Si tratta di un fenomeno che ha segnato il periodo antecedente alla denuncia del 2013, con diffusione di sversamenti tossici programmati e gestiti dalla criminalità organizzata, come le indagini e le sentenze degli anni successivi hanno accertato.

Furono anni di grave inquinamento, segnati dal crescente fenomeno dei roghi tossici.

Grazie ad un forte impegno risanatore, su impulso fondamentale della Regione Campania, in epoca più recente è stata avviata un’ importante azione di bonifica, come dimostrano gli importanti interventi di bonifica eseguiti presso i siti ex Resit, Masseria del Pozzo, Novambiente.

E’ un’opera che dovrà proseguire nei prossimi anni per la numerosità dei siti che furono contaminati in quel nefasto periodo.

L’odierna sentenza CEDU ha affrontato il tema dei rifiuti speciali e tossici nel periodo ante 2013.

Passando ad altro tema, cioè alla gestione del ciclo dei rifiuti urbani, in questi anni si è aperta una fase nuova, riconosciuta anche dalla Commissione europea che ha già ridotto di 1/3 la sanzione applicata da una diversa sentenza della Corte di giustizia , che censurò la gestione dei rifiuti solidi urbani nel periodo ante 2015. Grazie ai due nuovi impianti di Caivano e Giugliano, già operanti, ed ai 12 impianti di compostaggio in corso di realizzazione si potrà cancellare definitivamente la sanzione entro la fine del corrente anno”.

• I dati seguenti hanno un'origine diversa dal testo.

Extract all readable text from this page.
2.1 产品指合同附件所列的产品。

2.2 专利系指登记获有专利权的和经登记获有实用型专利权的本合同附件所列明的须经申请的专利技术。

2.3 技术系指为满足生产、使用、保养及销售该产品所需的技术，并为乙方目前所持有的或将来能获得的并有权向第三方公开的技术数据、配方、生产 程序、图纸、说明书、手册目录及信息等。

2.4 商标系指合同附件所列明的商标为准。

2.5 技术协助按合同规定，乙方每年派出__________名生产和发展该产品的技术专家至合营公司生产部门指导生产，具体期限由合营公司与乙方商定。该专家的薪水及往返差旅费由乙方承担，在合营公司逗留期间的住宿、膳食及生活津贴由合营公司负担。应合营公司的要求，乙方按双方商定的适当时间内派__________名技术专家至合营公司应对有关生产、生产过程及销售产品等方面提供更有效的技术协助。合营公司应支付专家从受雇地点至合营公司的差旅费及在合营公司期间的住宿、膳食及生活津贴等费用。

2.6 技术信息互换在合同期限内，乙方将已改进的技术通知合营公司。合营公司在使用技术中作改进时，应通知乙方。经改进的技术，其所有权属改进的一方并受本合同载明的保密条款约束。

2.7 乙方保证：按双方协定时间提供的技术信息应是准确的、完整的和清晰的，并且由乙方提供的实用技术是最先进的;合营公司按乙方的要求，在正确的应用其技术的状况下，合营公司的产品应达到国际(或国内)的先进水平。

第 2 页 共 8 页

TERRA DEI FUOCHI, DI PALMA (LIBERA)

Napoli, 30 gennaio – “La condanna dell’Italia da parte della Corte europea dei diritti dell’uomo certifica quello che denunciamo da anni: l’assenza di giustizia ambientale è una ferita aperta nella Terra dei Fuochi. Per troppi anni lo Stato ha chiuso gli occhi mentre la criminalità organizzata avvelenava il nostro territorio, mettendo a rischio la salute di milioni di cittadini”, dichiara Mariano Di Palma, referente di Libera Campania.

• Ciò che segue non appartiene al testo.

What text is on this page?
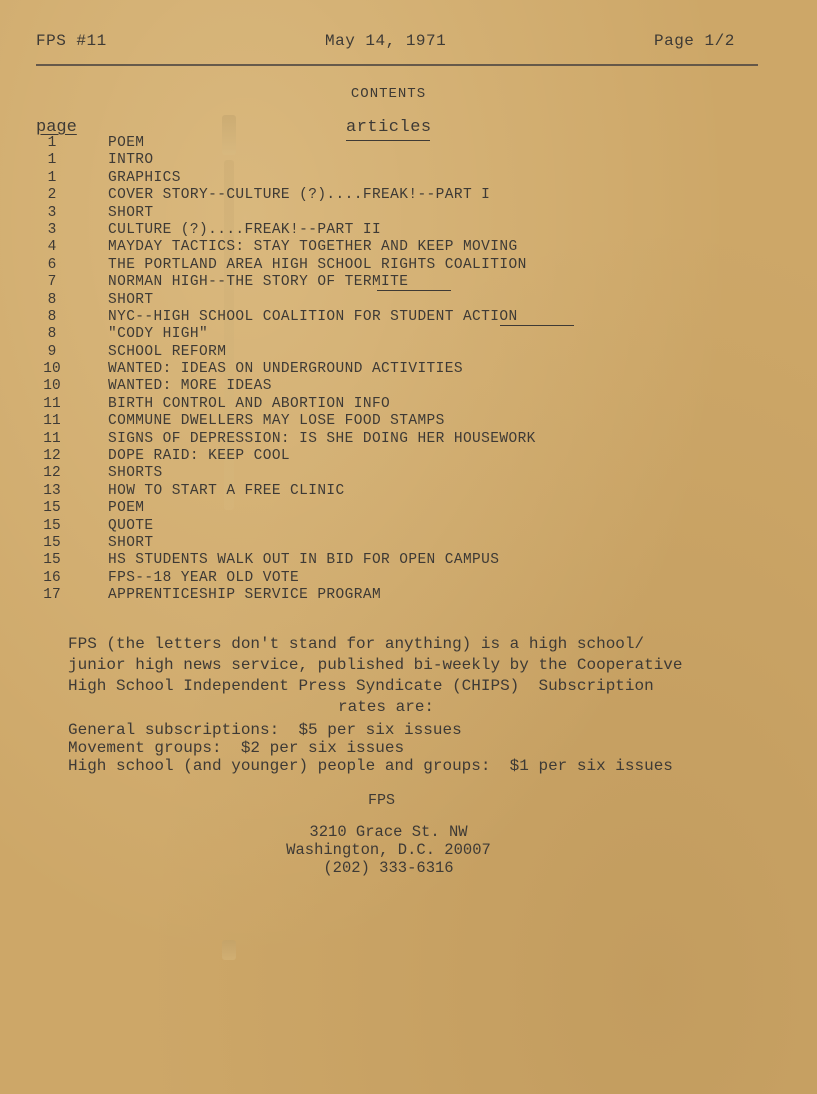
FPS #11	May 14, 1971	Page 1/2
CONTENTS
page	articles
1	POEM
1	INTRO
1	GRAPHICS
2	COVER STORY--CULTURE (?)....FREAK!--PART I
3	SHORT
3	CULTURE (?)....FREAK!--PART II
4	MAYDAY TACTICS: STAY TOGETHER AND KEEP MOVING
6	THE PORTLAND AREA HIGH SCHOOL RIGHTS COALITION
7	NORMAN HIGH--THE STORY OF TERMITE
8	SHORT
8	NYC--HIGH SCHOOL COALITION FOR STUDENT ACTION
8	"CODY HIGH"
9	SCHOOL REFORM
10	WANTED: IDEAS ON UNDERGROUND ACTIVITIES
10	WANTED: MORE IDEAS
11	BIRTH CONTROL AND ABORTION INFO
11	COMMUNE DWELLERS MAY LOSE FOOD STAMPS
11	SIGNS OF DEPRESSION: IS SHE DOING HER HOUSEWORK
12	DOPE RAID: KEEP COOL
12	SHORTS
13	HOW TO START A FREE CLINIC
15	POEM
15	QUOTE
15	SHORT
15	HS STUDENTS WALK OUT IN BID FOR OPEN CAMPUS
16	FPS--18 YEAR OLD VOTE
17	APPRENTICESHIP SERVICE PROGRAM
FPS (the letters don't stand for anything) is a high school/
junior high news service, published bi-weekly by the Cooperative
High School Independent Press Syndicate (CHIPS)  Subscription

rates are:
General subscriptions:  $5 per six issues
Movement groups:  $2 per six issues
High school (and younger) people and groups:  $1 per six issues
FPS
3210 Grace St. NW
Washington, D.C. 20007
(202) 333-6316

“Non basta più la retorica delle bonifiche mai attuate: ora servono interventi concreti, una strategia chiara e un’assunzione di responsabilità immediata. Giustizia ambientale significa proteggere le persone prima degli interessi economici e criminali.

Ogni giorno perso è una condanna per chi vive in queste terre. Come Libera Campania chiediamo un piano straordinario di bonifica, il rafforzamento degli strumenti di contrasto ai crimini ambientali e un’informazione trasparente per le comunità colpite”, conclude Di Palma.

DICHIARAZIONE MARRON (Confapi)

“Dopo la pronuncia della Cedu sulla Terra dei Fuochi bisogna accelerare e mettere in sicurezza il territorio. Realizzare o, quantomeno, potenziare le misure di riqualificazione che, bisogna darne atto sia alla Regione Campania che al governo nazionale, in questi anni sono stati avviati. Un intervento necessario per poterlo rendere finalmente un territorio sicuro tutelando le persone che lo vivono ogni giorno”.
Così Raffaele Marrone, presidente di Confapi Napoli e responsabile ZES nazionale della Confederazione, commenta la sentenza della Cedu che ha condannato l’Italia per non aver adottato misure adeguate a contrastare l’inquinamento nell’area campana colpita dall’interramento e dal rogo di rifiuti tossici.

“La decisione della Corte conferma quanto già risaputo da anni: l’inquinamento nella Terra dei Fuochi rappresenta un’emergenza non solo ambientale, ma anche sanitaria e sociale. Ora lo Stato ha il dovere di intervenire senza indugi, mettendo in sicurezza il territorio e garantendo la salute dei cittadini”, prosegue Marrone.

“Serve un piano strutturato che preveda interventi concreti di bonifica. Territori che, una volta recuperati, possono essere al centro di politiche di sviluppo, che restituiscano dignità a un’area devastata da decenni di incuria e illegalità”, conclude.